S–400 aktivasyonu şarttır!
Yunan siyaset kurumu Türk düşmanlığını Ege ve Akdeniz’de göstermeye devam etmektedir. NATO Angajman Kuralları’nda ‘düşmanca hareket’ olarak tanımlanan olay geçtiğimiz günlerde yaşanmıştır. Ege ve Doğu Akdeniz’de görev uçuşu gerçekleştiren Türk jetlerine Yunanistan’a ait S-300 Hava Savunma Sistemi tarafından ‘radar kilidi’ tabir edilen olay gerçekleşmiştir. S–300 sistemi marifetiyle gerçekleşen olay sonrası Yunanistan’ın söz konusu bataryaları aktif olarak kullandığı da ortaya çıkmıştır. Girit adasındaki konuşlu S-300 bataryaları hali hazırda Türk jetlerini düşman görmekte ve Ege’deki Türk – Yunan gerginliğini artırmaktadır.
***
Yunanistan Akdeniz, Kıbrıs ve Ege’de kendine yakışır şekilde hareket etmektedir. Bu yapılan düşmanca harekete karşılık olarak Türk Silahlı Kuvvetleri’nin sahip olduğu S-400 Hava Savunma Sistemleri de başta Ege ve Trakya illerinde olası Yunan tehdidine karşı aktif edilerek hazır bekletilmelidir.
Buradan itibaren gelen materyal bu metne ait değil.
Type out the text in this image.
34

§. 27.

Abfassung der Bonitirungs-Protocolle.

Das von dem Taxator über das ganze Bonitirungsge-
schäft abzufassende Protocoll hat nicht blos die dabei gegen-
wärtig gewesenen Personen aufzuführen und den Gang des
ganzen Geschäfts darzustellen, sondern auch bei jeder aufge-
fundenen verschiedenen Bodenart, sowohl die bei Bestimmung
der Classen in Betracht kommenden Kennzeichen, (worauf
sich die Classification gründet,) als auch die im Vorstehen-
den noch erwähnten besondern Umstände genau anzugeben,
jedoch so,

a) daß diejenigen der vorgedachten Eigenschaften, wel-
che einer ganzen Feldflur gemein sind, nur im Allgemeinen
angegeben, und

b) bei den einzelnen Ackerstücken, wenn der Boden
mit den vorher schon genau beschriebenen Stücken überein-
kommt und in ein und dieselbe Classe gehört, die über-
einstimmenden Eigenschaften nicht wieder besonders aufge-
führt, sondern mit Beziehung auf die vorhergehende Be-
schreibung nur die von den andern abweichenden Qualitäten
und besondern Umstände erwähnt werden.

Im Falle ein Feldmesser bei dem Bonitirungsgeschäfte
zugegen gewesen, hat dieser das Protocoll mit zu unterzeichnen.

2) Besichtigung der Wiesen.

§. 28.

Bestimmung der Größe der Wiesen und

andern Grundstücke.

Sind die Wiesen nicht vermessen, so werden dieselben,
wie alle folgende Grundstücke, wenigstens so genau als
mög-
Çağımız ve insanlık olmaz denilen her olayın olduğu günü yaşamaktadır. Su uyur düşman uyumaz mantığıyla coğrafyanın yediemin devleti Türkiye tüm senaryolara hazırlıklı olarak sistemdeki yerini korumalıdır. KKTC siyaset kurumu da Doğu Akdeniz’deki varlığını güçlendirmek için yapısal reformlardan başlayarak askerî teşkilatını her an diri ve güçlü tutmalıdır.